The Story of Patent X000001
A sign spurs a reporter to chase down the truth about American intellectual property history.
In late July my husband drove our daughter to sleepaway camp in Pittsford, Vermont. As he was driving through the town, he noticed a historic plaque in the village green. Normally this wouldn't be worth mentioning, but circumstances in this case were a bit unusual.
The plaque proclaimed that the first U.S. patent was issued to a resident of this charming New England town.
What were the chances that the daughter of a reporter who covers intellectual property would end up at a summer camp near the home of the first U.S. patent owner? My husband—a journalist himself—quickly pulled over and snapped a photo of the plaque, which he then emailed me.

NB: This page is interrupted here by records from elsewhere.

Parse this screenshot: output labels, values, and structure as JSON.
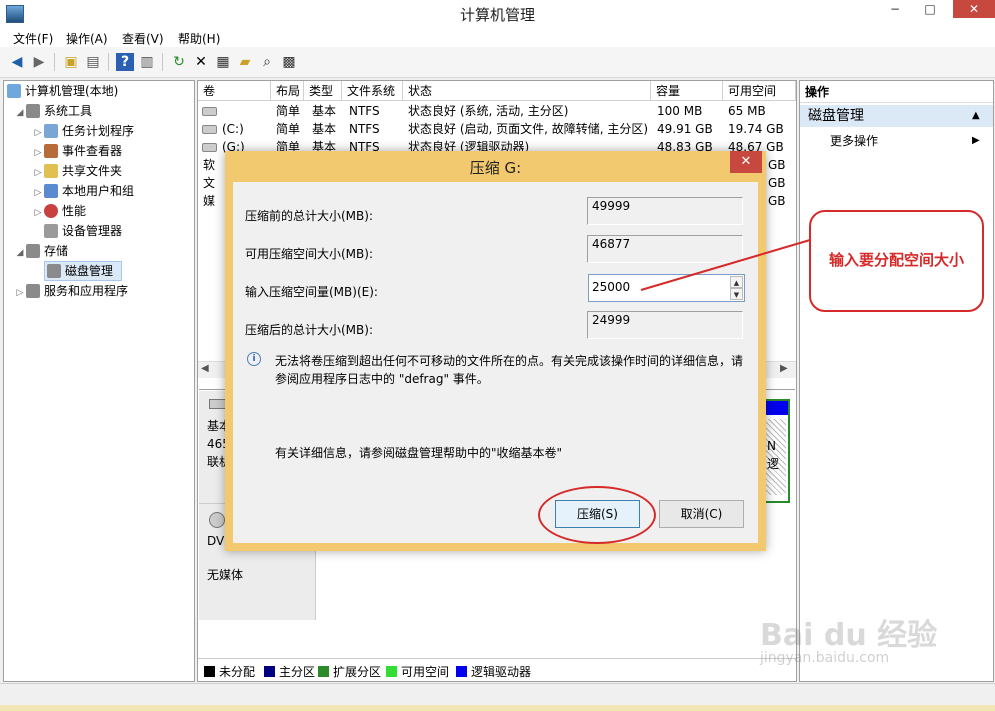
{
  "window": {
    "title": "计算机管理",
    "minimize": "−",
    "maximize": "□",
    "close": "✕"
  },
  "menu": [
    "文件(F)",
    "操作(A)",
    "查看(V)",
    "帮助(H)"
  ],
  "tree": {
    "root": "计算机管理(本地)",
    "system_tools": "系统工具",
    "task_scheduler": "任务计划程序",
    "event_viewer": "事件查看器",
    "shared_folders": "共享文件夹",
    "local_users": "本地用户和组",
    "performance": "性能",
    "device_manager": "设备管理器",
    "storage": "存储",
    "disk_management": "磁盘管理",
    "services": "服务和应用程序"
  },
  "volume_table": {
    "headers": [
      "卷",
      "布局",
      "类型",
      "文件系统",
      "状态",
      "容量",
      "可用空间"
    ],
    "rows": [
      {
        "vol": "",
        "layout": "简单",
        "type": "基本",
        "fs": "NTFS",
        "status": "状态良好 (系统, 活动, 主分区)",
        "cap": "100 MB",
        "free": "65 MB"
      },
      {
        "vol": "(C:)",
        "layout": "简单",
        "type": "基本",
        "fs": "NTFS",
        "status": "状态良好 (启动, 页面文件, 故障转储, 主分区)",
        "cap": "49.91 GB",
        "free": "19.74 GB"
      },
      {
        "vol": "(G:)",
        "layout": "简单",
        "type": "基本",
        "fs": "NTFS",
        "status": "状态良好 (逻辑驱动器)",
        "cap": "48.83 GB",
        "free": "48.67 GB"
      }
    ],
    "partial_vol": [
      "软",
      "文",
      "媒"
    ],
    "partial_free": [
      "GB",
      "GB",
      "GB"
    ]
  },
  "disk_area": {
    "disk0": [
      "基本",
      "465",
      "联机"
    ],
    "partition_frag": [
      "N",
      "逻"
    ],
    "cdrom": [
      "DV",
      "无媒体"
    ]
  },
  "legend": [
    "未分配",
    "主分区",
    "扩展分区",
    "可用空间",
    "逻辑驱动器"
  ],
  "legend_colors": [
    "#000000",
    "#000080",
    "#2a8a2a",
    "#33dd33",
    "#0000ee"
  ],
  "actions": {
    "header": "操作",
    "section": "磁盘管理",
    "more": "更多操作"
  },
  "dialog": {
    "title": "压缩 G:",
    "close": "✕",
    "total_before_label": "压缩前的总计大小(MB):",
    "total_before_value": "49999",
    "available_label": "可用压缩空间大小(MB):",
    "available_value": "46877",
    "input_label": "输入压缩空间量(MB)(E):",
    "input_value": "25000",
    "total_after_label": "压缩后的总计大小(MB):",
    "total_after_value": "24999",
    "info_text_1": "无法将卷压缩到超出任何不可移动的文件所在的点。有关完成该操作时间的详细信息，请",
    "info_text_2": "参阅应用程序日志中的 \"defrag\" 事件。",
    "help_text": "有关详细信息，请参阅磁盘管理帮助中的\"收缩基本卷\"",
    "shrink_button": "压缩(S)",
    "cancel_button": "取消(C)"
  },
  "annotation": {
    "text": "输入要分配空间大小",
    "color": "#d62a2a"
  },
  "watermark": {
    "main": "Bai du 经验",
    "sub": "jingyan.baidu.com"
  }
}
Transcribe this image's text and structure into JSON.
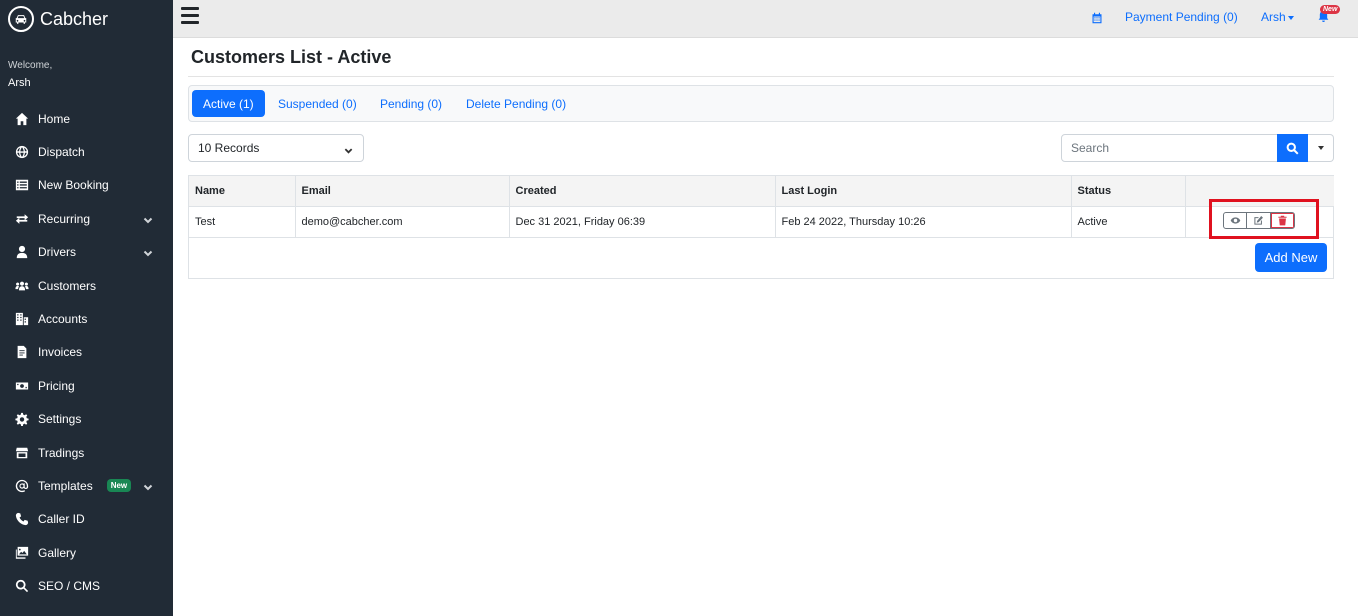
{
  "brand": {
    "name": "Cabcher",
    "icon": "car-icon"
  },
  "sidebar": {
    "welcome": "Welcome,",
    "user": "Arsh",
    "items": [
      {
        "label": "Home",
        "icon": "home-icon"
      },
      {
        "label": "Dispatch",
        "icon": "globe-icon"
      },
      {
        "label": "New Booking",
        "icon": "list-icon"
      },
      {
        "label": "Recurring",
        "icon": "repeat-icon",
        "chevron": true
      },
      {
        "label": "Drivers",
        "icon": "user-icon",
        "chevron": true
      },
      {
        "label": "Customers",
        "icon": "users-icon"
      },
      {
        "label": "Accounts",
        "icon": "building-icon"
      },
      {
        "label": "Invoices",
        "icon": "file-icon"
      },
      {
        "label": "Pricing",
        "icon": "money-icon"
      },
      {
        "label": "Settings",
        "icon": "gear-icon"
      },
      {
        "label": "Tradings",
        "icon": "store-icon"
      },
      {
        "label": "Templates",
        "icon": "at-icon",
        "badge": "New",
        "chevron": true
      },
      {
        "label": "Caller ID",
        "icon": "phone-icon"
      },
      {
        "label": "Gallery",
        "icon": "images-icon"
      },
      {
        "label": "SEO / CMS",
        "icon": "seo-search-icon"
      }
    ]
  },
  "topbar": {
    "payment": "Payment Pending (0)",
    "user": "Arsh",
    "new_badge": "New"
  },
  "page": {
    "title": "Customers List - Active",
    "tabs": [
      {
        "label": "Active (1)",
        "active": true
      },
      {
        "label": "Suspended (0)",
        "active": false
      },
      {
        "label": "Pending (0)",
        "active": false
      },
      {
        "label": "Delete Pending (0)",
        "active": false
      }
    ],
    "records": "10 Records",
    "search_placeholder": "Search",
    "add_new": "Add New"
  },
  "table": {
    "headers": [
      "Name",
      "Email",
      "Created",
      "Last Login",
      "Status",
      ""
    ],
    "rows": [
      [
        "Test",
        "demo@cabcher.com",
        "Dec 31 2021, Friday 06:39",
        "Feb 24 2022, Thursday 10:26",
        "Active"
      ]
    ]
  },
  "colors": {
    "sidebar": "#212b36",
    "primary": "#0d6efd",
    "danger": "#dc3545",
    "highlight": "#e0111f"
  }
}
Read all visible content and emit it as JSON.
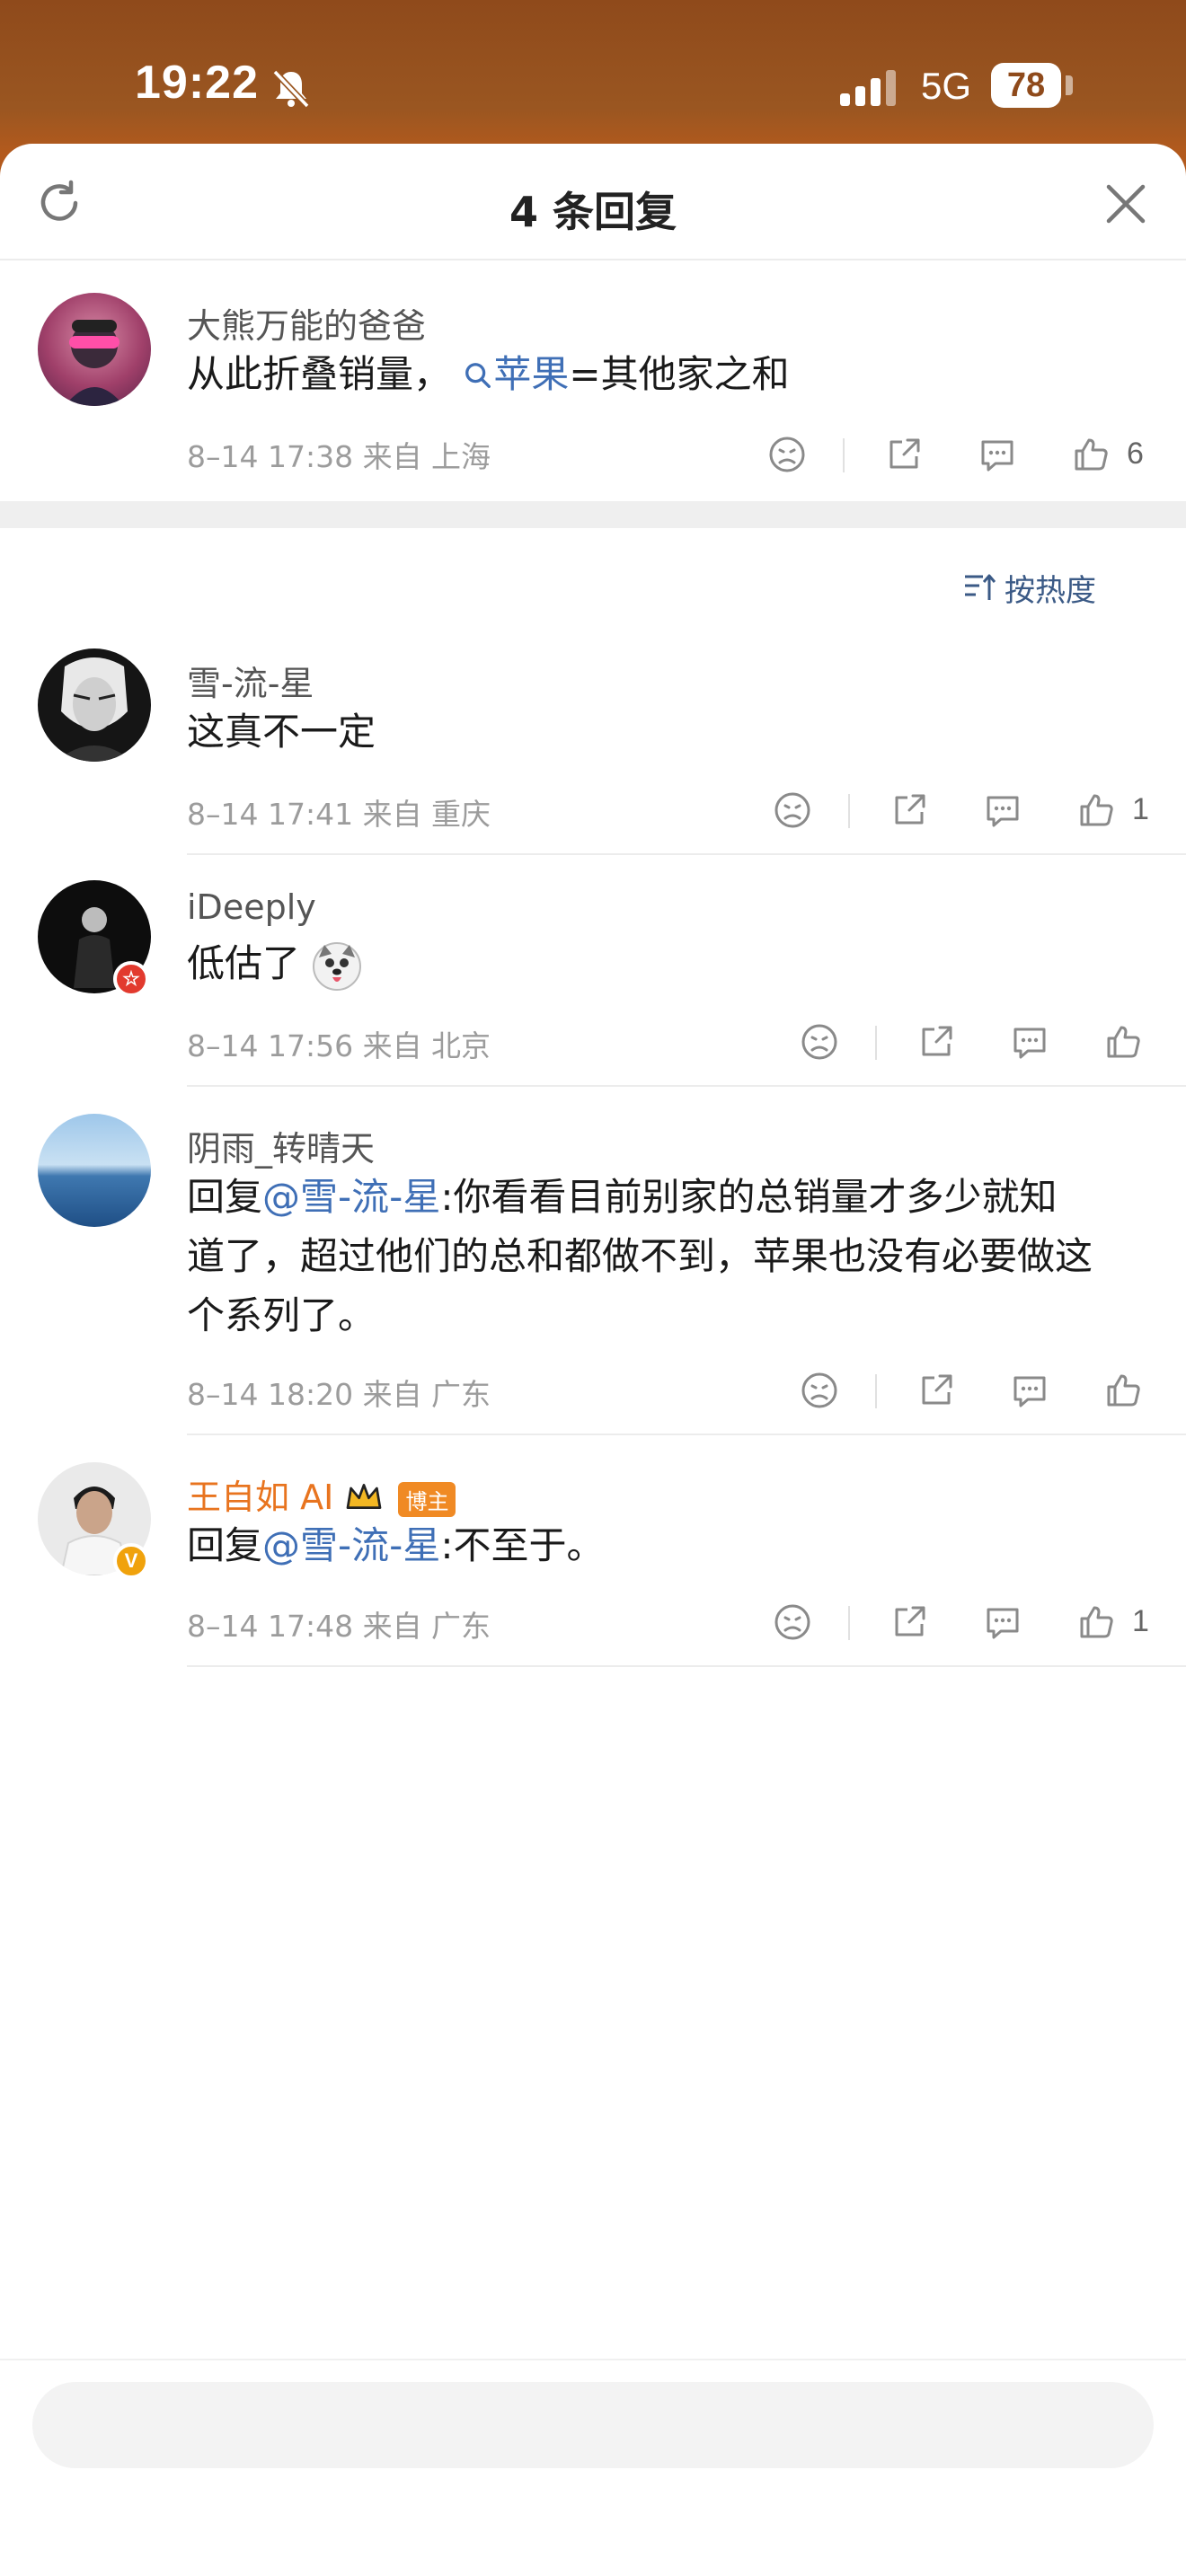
{
  "status_bar": {
    "time": "19:22",
    "network": "5G",
    "battery": "78"
  },
  "header": {
    "title": "4 条回复"
  },
  "root_comment": {
    "username": "大熊万能的爸爸",
    "text_before": "从此折叠销量，",
    "topic": "苹果",
    "text_after": "=其他家之和",
    "meta": "8–14 17:38  来自 上海",
    "likes": "6"
  },
  "sort": {
    "label": "按热度"
  },
  "replies": [
    {
      "username": "雪-流-星",
      "text": "这真不一定",
      "meta": "8–14 17:41  来自 重庆",
      "likes": "1"
    },
    {
      "username": "iDeeply",
      "text": "低估了",
      "meta": "8–14 17:56  来自 北京",
      "likes": ""
    },
    {
      "username": "阴雨_转晴天",
      "prefix": "回复",
      "mention": "@雪-流-星",
      "text_line1": ":你看看目前别家的总销量才多少就知",
      "text_line2": "道了，超过他们的总和都做不到，苹果也没有必要做这",
      "text_line3": "个系列了。",
      "meta": "8–14 18:20  来自 广东",
      "likes": ""
    },
    {
      "username": "王自如 AI",
      "badge": "博主",
      "prefix": "回复",
      "mention": "@雪-流-星",
      "text": ":不至于。",
      "meta": "8–14 17:48  来自 广东",
      "likes": "1"
    }
  ],
  "colors": {
    "accent_link": "#3f6fb6",
    "author_name": "#e8741f",
    "status_bg": "#8f4a1b"
  }
}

My first reaction upon receiving it was amusement. But after a while I was also intrigued. The date of issue for that first patent was July 31, 1790—223 years almost to the day before my husband drove past that sign.
I decided to do a little research to commemorate the birth of the U.S. patent. After all, the United States has issued more than 8.5 million patents since that first one. The least I could do was learn more about this historic accomplishment. But I got more than I bargained for.
That first patent, issued to someone named Samuel Hopkins, was good for 14 years. It was for an improvement "in the making of Pot ash and Pearl ash by a new Apparatus and Process," and it was signed by President George Washington, Secretary of State Thomas Jefferson, and Attorney General Edmund Randolph.
Now potash, the residue from repeated boiling of wood ashes, was a big deal back then—used in the manufacture of soap, glass, and gunpowder. Historians note that potash may be thought of as America's first industrial chemical, and the Pittsford plaque even says that "on this ingredient of soap manufacture was founded Vermont's first main economy."
But if we've learned anything in the last 223 years, it's this: Where there are patents, there are bound to be controversies. And where there are disagreements, correcting the record may take a while. So I shouldn't have been surprised when my fun little research project encountered a long-running dispute concerning the inventor of patent X000001.
Samuel Hopkins was indeed the first recipient of a U.S. patent—but it most likely wasn't the Samuel Hopkins of Pittsford. Early patent records were destroyed in 1836 in a fire at the Patent Office in Washington, D.C., so not much was known about the first patentee other than his name. But the legend of Pittsford's patentee started taking root soon after.
The Patent Office restored most of the records lost in the fire to the best of its ability, and in the 1840s the commissioner of patents created a list of all the patents issued since 1790, mistakenly giving Samuel Hopkins a Vermont residence. Almost 100 years later—in the 1930s—a genealogist doing research in New England wrote that the first patent holder was from Pittsford, and that myth was reinforced and perpetuated in the 1950s by an employee of the Vermont Historical Society.